The amount of Twitter messages attacking the father and mother of the child is beyond imagination. Songs were written for Chaiphol and he sang some himselfThey were put on YouTube, of course, raking up millions of views. When a man commented online that it was weird to see Loong Phol dancing in music videos and posing for fashion shoots _ all because a girl he said he loved so much had died _ Loong Phol’s fan club hounded him away. Clipssympathetic toward Chaiphol abounded and drew numerous “likes”, and comments lambasting the parents beggared belief. A movie and stage drama was planned and aimed at presenting Chaiphol as a victim of police injustice.
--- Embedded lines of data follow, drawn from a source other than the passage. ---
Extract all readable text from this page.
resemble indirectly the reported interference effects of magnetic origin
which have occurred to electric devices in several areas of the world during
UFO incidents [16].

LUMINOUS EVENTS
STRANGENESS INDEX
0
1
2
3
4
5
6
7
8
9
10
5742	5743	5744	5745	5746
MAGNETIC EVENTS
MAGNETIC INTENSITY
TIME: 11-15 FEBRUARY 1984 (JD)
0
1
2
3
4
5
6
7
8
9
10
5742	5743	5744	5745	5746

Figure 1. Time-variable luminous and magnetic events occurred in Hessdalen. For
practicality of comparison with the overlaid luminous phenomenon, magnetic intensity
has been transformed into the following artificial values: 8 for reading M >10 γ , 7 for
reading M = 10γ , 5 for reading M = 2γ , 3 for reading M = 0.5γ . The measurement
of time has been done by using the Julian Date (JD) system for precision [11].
One lawyer-cum-activist was asked why it took the police so long to charge Chaiphol. “In the beginning, the case was not complicated at all,” he replied. “But after a while, circumstantial evidence that normally would have played a big role became a liability which could enhance the unofficial suspect’s fame and create a major backlash against the police. Now the investigators needed foolproof evidence before taking any action.”

Police requiring strong evidence before making a move on suspects is good. But the question, emerging from the Nong Chompoo case, is how strong the evidence should be and where social media should draw the line to prevent disruptions of justice.

After Chaiphol was charged and his lawyers and allies cut their ties with him, the social media he knew has become the exact opposite, and very actively so. Clips that practically say what only judges should be able to say against him are now abundant. Twitter comments are slamming the man whose trial has not even begun yet. The mainstream media are picking up what the social media have said, amplifying his pre-trial trouble. Lawyers, certainly having read and seen the online trends, are having reservations about becoming his defense.

Another part of the frenzy is a famous lawyer who somehow managed to make a confusing and ironic statement viral. He suggested he would have represented Chaiphol if asked nicely, but, in the same breath, he said he would help good men only. The snub was videotaped and uploaded. All the critics, enemies of Chaiphol, and ambitious online “commentators” are having a judgmental say online on a daily basis.

Since Nong Chompoo disappeared and were found dead, news hosts in the conventional media picked up social media trends and played along with the moods of the hours. When the pro-Loong Phol hype was at its peak, they helped to add to his superstar status and turned against the dead girl’s parents. Now, “media heroes” are those news presenters “brave” enough to stand against his shrinking fan club.

There is no doubt that social media influences the court of public opinions in a big way. Loong Phol is an Exhibit A. The questions of who manipulates whom and whether it is mutual manipulation are part of the social media evolution, a process fraught with danger and which requires absolute ethics to be successful.

The Loong Phol phenomenon confirms one thing: Social media still have a very long way to go.